On the day of her injuries, Abu Isnid accompanied St. John Eye Hospital in Jerusalem with a DFAT official, but there was no surgeon available to treat her until the next day.
Ranim Abu Izaid wants answers from Israel and compensated for her disability from the Australian government.credit: Simon Schulter
Her lawyers say her family asked her to another hospital to receive urgent care to treat her other wounds, but the DFAT official did not help and insisted that Al Ain Hospital was sufficient. She received treatment on her eyes the next day.
Abu Izaid’s lawyers described the delay “described” completely unacceptable in the circumstances in which hospitals were in Israel and other places available “and that” the Australian government could have taken steps to facilitate immediate transfer of emergency surgery. “
DFAT consular assistance may include contact with or visits to local hospitals, contact with local authorities, and provide lists of medical service providers and help communicate with family members or candidate communications.
Abu Izaid also says that Foreign Minister Benny Wong broke her promise to meet her, after she learned that her family wanted to present the lawyers.
Shortly after her arrival in Australia, Abu Eisenid’s father, Tareq, continued to request a meeting with Wong. Email messages that this supporters saw the Wong office is initially ready to organize a meeting with the minister. But KHIERER, Abu Izaid’s lawyer, claims that the offer was pulled when it became clear that her father wanted the lawyers to attend.
Wong then sent a handwritten message expressing her sympathy for Abu Isenid and promised that she urges Israel to complete a comprehensive investigation.
“I am following your situation closely. We have informed us and I am the public prosecutor of the need for a transparent, comprehensive and comprehensive achievement from the Israeli government,” Wong wrote in the letter.
The Wong office said that the minister did not withdraw the offer to meet Abu Azid and her family.

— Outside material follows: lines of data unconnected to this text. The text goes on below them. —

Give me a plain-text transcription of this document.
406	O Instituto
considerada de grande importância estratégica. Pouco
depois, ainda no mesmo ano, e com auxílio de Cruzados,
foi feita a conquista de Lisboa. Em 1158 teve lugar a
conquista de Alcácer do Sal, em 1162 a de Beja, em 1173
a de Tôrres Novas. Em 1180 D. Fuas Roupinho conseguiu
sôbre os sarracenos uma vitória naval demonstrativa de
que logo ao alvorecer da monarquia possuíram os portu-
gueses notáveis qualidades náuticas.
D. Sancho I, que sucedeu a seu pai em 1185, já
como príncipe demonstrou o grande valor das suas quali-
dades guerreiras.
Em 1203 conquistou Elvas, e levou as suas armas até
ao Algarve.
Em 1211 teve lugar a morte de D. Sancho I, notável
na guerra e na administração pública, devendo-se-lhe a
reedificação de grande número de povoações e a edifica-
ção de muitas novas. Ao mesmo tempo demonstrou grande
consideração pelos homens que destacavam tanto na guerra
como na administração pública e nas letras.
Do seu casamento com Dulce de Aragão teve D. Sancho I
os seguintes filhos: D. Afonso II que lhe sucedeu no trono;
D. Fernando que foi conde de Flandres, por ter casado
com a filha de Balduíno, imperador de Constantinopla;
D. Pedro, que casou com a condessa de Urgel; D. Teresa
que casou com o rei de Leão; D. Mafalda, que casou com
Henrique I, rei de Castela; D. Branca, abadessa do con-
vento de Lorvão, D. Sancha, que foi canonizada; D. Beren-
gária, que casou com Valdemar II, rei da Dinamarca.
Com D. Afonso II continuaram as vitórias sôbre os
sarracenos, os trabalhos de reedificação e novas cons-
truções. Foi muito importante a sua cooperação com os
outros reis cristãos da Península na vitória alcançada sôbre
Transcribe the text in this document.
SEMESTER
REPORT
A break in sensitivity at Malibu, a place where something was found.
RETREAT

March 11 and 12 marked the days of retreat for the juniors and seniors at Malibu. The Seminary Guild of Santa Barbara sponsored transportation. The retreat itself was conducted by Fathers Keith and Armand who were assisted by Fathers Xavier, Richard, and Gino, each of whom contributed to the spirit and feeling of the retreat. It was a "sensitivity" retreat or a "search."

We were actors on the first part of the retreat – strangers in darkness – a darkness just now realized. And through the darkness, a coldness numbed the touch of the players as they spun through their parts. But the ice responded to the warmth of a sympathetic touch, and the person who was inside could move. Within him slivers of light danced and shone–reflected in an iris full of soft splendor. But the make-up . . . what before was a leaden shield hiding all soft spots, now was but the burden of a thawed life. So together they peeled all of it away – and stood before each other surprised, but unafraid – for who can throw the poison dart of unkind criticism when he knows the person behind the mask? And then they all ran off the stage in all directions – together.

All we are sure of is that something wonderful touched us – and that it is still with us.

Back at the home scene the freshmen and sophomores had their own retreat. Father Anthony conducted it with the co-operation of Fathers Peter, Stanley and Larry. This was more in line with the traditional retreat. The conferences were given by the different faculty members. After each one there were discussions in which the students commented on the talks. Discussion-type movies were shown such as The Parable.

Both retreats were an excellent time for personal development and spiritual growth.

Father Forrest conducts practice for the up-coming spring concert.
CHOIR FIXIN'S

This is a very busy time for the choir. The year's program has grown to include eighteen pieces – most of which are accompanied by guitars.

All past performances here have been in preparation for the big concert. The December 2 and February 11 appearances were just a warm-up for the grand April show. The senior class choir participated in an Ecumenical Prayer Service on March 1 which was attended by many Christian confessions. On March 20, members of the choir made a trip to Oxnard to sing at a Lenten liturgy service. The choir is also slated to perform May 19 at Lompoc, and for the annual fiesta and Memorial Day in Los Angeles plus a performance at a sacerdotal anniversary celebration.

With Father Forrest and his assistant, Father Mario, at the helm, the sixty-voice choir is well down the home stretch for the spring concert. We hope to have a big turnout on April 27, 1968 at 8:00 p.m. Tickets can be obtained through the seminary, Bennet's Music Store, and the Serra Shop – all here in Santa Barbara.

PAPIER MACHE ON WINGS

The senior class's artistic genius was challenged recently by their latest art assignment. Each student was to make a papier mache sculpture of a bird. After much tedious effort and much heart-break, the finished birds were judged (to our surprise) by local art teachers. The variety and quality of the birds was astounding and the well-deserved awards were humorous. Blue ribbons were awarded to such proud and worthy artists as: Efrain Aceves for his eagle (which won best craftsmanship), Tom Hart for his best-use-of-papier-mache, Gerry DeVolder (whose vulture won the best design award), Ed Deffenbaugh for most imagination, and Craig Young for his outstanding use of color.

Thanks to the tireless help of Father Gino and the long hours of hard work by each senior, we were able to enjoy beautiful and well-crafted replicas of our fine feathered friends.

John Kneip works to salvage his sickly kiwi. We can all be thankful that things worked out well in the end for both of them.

The minister’s office said that due to the requests submitted by DFAT in this case, it was wise for the administration to meet with representatives of Abu Eisenid in the first place, including discussing the consular services provided to them and the requests of her family.
But for Abu Izaid, who is still looking for answers about what happened to her, Wong’s speech is disappointing.
It was recently accepted to continue studying at the University of Melbourne, although it is not in dentistry. She cannot study for long periods of time before her eye becomes tense.
She says that being on the campus raises painful memories of her university in the West Bank and the day when her life was raised.